37 rows in set (0.01 sec)
82 rows in set (0.01 sec)
151 rows in set (0.01 sec)
9 rows in set (0.01 sec)
1 row in set (0.01 sec)
Empty set (0.00 sec)
14 rows in set (0.01 sec)
108 rows in set (0.01 sec)
10 rows in set (0.01 sec)
38 rows in set (0.01 sec)

0.01 seconds replies for almost every query. That is really fast, and good in order to build a search engine. But it is only the biasing effect of doing exactly the same queries for second time. This is due to the filesystem cache. If we would have configure MySQL to use its own query cache, the result would have also be so good, but this time the responsible wouldn't have been the filesystem cache but the MySQL query cache.
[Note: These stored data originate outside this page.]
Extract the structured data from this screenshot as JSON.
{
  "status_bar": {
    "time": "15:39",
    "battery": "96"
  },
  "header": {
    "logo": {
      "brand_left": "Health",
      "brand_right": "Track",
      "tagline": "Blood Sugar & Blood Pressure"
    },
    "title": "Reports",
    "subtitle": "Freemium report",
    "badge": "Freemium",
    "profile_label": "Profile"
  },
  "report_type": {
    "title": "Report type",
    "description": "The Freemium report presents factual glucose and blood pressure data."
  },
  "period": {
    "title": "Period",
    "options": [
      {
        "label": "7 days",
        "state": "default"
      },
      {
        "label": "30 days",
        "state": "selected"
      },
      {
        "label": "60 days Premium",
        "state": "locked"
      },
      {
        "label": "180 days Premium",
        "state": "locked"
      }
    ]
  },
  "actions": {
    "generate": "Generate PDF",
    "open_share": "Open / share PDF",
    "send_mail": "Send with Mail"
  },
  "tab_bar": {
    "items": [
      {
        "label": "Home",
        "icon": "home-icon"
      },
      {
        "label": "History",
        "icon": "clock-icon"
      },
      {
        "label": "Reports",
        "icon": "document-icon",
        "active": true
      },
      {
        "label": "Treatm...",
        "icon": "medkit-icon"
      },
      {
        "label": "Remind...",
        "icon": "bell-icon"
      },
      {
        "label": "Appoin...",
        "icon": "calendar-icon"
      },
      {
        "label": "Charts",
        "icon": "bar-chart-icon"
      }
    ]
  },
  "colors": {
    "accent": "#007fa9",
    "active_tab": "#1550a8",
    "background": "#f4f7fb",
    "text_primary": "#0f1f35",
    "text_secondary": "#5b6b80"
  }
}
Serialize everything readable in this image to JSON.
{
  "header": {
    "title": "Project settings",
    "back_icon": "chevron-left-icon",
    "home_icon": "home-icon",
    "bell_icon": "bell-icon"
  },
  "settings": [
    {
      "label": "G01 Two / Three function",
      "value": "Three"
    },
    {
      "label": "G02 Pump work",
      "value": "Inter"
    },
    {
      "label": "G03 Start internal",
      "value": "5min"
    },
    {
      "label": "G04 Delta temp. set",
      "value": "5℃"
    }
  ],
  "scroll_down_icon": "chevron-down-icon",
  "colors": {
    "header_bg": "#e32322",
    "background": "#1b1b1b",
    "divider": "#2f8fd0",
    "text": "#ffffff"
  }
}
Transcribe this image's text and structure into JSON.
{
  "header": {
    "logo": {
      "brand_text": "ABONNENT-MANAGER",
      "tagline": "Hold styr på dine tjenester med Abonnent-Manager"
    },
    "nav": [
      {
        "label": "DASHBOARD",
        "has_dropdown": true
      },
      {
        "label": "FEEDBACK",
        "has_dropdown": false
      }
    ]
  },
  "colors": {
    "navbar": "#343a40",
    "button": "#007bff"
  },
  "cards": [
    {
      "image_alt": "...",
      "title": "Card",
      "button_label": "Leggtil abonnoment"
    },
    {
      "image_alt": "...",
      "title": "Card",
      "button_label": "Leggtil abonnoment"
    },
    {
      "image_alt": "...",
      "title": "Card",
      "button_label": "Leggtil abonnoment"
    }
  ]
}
Filesystem cache is the key to understand the behaviour of MySQL performance under extreme circumstances like these that we are trying to investigate. When a process in the server access to a file to read it, it is kept in RAM memory (if fits, of course). This way any further reading of this file would avoid to make a physical access to the disk drive, obtaining the data directly from RAM memory. The operative system assets that the file hasn't been change in the meanwhile, between reads when it uses the cache to improve the file reading speed.

We can observe that cache size has increased (138 Mb) after invoking MySQL queries:

# free
total used free shared buffers cached
Mem: 255504 174508 80996 0 5864 138916
-/+ buffers/cache: 29728 225776
Swap: 0 0 0

So the main conclusion is this one: "Filesystem cache improves sharply the MySQL performance". And "0.01 seconds to obtain 1 register" when cache is not playing its role due to not previously read (or properly updated in RAM) files or file chunks.

In next investigation we are indexing 30.000 records and measure file sizes and timings in query responses. We will find out what are the essential files to be cached by filesystem.